I am trying to show that $G:=\langle a,b \mid a^2, b^4, (ab)^3 \rangle$ is of order at most 24. (To prove that it is a presentation of $S_4$.)
I thought of using the homomorphism $f$ sending $a$ to $(1 2)$ and $b$ to $(1 2 3 4)$. The image of this homomorphism generates $S_4$, and it satisfies the relations of $G$.
Hence the homomorphism $f$ extends to a homomorphism $f’$ making the following diagram commute
Claim: $f’$ is an isomorphism to its image $f’(G)=S_4$.
Since $f’$ is surjective and its image has order $24$, it suffices to show that $|G|\le 24$. Now, any word in $G$ in $a$ and $b$ can be written in the form $a^{m_1} b^{n_1} a^{m_2} b^{n_2} a^{m_3} b^{n_3}$, or $b^{n_1} a^{m_1} b^{n_2} a^{m_2} b^{n_3} a^{m_3} $ where $m_i \in \{0,1\}$ and $n_i\in \{0,1,2,3\}$.
Now there is $2(2^3\times 4^3)=2(512)=1024$ elements, but since $(ab)^3=1$, then $G$’s elements should be way less than $1024$, but I am not sure how to show that. Any hint would be appreciated.
This solution results from carrying a coset enumeration by hand and then translating it back into standard mathematical language.

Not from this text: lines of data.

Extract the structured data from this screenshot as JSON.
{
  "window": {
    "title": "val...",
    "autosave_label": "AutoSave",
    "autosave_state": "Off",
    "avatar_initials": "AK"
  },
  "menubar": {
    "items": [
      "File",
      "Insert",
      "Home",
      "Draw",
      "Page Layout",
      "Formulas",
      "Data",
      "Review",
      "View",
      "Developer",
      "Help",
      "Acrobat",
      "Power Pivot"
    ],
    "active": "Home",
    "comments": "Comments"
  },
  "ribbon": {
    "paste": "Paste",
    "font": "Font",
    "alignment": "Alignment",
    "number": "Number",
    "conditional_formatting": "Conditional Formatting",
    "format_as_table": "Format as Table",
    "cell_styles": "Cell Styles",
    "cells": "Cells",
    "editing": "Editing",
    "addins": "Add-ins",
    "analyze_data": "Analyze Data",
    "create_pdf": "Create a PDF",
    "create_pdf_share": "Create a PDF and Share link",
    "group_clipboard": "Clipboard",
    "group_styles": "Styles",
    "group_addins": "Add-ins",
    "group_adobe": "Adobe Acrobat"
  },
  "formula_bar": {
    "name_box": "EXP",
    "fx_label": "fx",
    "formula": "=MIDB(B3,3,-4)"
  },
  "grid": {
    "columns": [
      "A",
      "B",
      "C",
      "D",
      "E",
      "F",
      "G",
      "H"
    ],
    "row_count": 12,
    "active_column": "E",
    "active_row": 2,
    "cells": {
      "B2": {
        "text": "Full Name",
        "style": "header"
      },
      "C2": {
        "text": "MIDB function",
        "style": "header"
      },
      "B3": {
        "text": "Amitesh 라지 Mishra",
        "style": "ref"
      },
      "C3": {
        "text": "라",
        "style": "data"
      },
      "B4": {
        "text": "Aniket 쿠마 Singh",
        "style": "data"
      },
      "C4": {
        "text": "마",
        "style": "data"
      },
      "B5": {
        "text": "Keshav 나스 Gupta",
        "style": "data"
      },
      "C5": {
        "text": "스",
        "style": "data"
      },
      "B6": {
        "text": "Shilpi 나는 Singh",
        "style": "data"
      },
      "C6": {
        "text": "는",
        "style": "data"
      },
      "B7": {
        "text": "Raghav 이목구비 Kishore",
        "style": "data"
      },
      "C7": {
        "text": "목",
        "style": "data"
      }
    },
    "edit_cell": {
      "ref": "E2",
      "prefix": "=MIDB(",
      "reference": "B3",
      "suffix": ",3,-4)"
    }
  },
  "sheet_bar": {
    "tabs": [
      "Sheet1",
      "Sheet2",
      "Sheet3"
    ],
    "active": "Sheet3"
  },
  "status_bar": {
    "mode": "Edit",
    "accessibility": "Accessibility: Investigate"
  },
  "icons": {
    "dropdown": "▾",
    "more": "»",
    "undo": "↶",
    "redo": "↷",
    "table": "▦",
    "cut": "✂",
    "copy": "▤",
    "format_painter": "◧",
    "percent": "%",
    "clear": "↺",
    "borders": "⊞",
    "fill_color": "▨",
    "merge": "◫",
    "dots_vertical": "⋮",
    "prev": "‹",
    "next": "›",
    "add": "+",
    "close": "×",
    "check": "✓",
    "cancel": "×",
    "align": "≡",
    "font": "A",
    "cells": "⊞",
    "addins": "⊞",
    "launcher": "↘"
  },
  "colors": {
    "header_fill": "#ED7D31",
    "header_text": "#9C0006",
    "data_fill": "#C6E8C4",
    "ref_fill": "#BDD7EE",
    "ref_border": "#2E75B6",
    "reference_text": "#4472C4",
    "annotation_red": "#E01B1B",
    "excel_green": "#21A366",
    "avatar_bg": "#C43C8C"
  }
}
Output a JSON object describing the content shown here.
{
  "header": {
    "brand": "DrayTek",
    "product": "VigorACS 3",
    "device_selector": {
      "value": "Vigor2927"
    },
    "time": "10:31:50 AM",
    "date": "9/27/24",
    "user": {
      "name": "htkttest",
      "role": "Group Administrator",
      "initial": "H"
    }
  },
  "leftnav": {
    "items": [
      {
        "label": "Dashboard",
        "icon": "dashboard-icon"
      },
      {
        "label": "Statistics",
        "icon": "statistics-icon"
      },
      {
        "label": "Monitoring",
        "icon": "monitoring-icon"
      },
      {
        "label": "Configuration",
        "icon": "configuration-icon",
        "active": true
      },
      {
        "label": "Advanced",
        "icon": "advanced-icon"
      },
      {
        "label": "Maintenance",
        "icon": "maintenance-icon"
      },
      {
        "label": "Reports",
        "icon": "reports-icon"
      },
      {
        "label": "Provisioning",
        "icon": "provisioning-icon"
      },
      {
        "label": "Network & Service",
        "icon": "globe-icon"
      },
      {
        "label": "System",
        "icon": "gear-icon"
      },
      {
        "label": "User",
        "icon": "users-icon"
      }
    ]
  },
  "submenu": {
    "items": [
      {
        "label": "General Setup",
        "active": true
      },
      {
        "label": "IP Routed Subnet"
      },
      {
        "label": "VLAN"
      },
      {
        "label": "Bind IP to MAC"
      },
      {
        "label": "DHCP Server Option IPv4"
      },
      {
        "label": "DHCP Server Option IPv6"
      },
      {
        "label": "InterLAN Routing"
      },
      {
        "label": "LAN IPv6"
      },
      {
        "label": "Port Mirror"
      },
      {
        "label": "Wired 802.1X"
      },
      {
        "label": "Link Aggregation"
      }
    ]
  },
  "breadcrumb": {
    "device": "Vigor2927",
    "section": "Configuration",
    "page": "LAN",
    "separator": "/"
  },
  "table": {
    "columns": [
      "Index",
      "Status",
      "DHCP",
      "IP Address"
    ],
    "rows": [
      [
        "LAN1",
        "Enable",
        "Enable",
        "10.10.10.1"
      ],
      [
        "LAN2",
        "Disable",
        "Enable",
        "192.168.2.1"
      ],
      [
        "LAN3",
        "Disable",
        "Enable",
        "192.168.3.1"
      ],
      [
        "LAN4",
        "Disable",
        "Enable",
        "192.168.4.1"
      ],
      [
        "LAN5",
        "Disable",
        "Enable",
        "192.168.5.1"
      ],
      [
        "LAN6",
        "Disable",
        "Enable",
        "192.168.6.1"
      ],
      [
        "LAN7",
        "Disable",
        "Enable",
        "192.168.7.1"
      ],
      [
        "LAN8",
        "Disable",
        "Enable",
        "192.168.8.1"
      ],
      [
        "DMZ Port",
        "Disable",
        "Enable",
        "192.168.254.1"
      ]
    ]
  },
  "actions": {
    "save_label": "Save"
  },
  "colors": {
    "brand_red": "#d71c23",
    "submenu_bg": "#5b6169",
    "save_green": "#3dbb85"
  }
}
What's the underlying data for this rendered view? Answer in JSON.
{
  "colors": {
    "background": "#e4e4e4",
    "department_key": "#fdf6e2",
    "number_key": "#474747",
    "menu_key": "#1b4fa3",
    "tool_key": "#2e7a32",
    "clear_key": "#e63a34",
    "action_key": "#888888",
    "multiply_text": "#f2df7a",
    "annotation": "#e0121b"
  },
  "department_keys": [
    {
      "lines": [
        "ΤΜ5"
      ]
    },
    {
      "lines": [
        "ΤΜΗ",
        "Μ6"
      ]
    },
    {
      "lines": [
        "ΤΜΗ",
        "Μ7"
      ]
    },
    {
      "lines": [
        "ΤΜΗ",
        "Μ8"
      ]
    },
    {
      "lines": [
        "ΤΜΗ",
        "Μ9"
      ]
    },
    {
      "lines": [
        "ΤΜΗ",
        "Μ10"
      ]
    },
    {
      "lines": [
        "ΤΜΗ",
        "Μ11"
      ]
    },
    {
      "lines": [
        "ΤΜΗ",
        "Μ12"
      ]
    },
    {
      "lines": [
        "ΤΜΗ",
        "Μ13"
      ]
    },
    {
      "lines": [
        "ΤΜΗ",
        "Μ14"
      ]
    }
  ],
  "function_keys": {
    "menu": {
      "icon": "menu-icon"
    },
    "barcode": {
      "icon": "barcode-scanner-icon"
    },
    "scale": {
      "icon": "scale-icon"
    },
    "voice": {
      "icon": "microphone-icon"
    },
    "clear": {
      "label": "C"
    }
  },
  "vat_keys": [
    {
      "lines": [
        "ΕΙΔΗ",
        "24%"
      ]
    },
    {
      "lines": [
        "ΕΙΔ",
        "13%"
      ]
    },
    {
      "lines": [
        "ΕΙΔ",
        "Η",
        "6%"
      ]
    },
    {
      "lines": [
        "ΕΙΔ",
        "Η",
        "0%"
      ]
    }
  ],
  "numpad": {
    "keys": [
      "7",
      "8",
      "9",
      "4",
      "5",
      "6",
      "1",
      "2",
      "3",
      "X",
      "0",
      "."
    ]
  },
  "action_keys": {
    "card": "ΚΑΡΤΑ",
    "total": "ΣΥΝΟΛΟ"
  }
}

Let $H = \langle b \rangle$. We will prove that $$G = H \cup Ha \cup Hab \cup Haba \cup Hab^2 \cup Hab^2a.$$ This shows that $|G:H| \le 6$ and since $b^4=1 \Rightarrow |H| \le 4$, this gives $|G| \le 24$, as required.
Denote the union of these six cosets of $H$ by $X$. To show that $X=G$, it is enough to show that $xg \in X$ for all $x \in X$ andd $g \in G$ and, by an easy inductive argument, it is enough to show that $xa \in X$ and $xb \in X$, for $x \in \{ 1,a,ab,aba,ab^2,ab^2a \}$. So we'll do that!
$1a \in Ha$, $1b \in H$.
$aa=1 \in H$, $ab \in Hab$.
$aba \in Haba$, $abb \in Hab^2$.
$abaa \in Hab$, $abab = b^{-1}a \in Ha$.
$ab^2a \in Hab^2a$, $ab^2b = ab^{-1} = baba \in Haba$.
$ab^2a^2 \in Hab^2$, $ab^2ab = (aba)(abab) = b^{-1}ab^{-1}b^{-1}a=b^{-1}ab^2a \in Hab^2a$.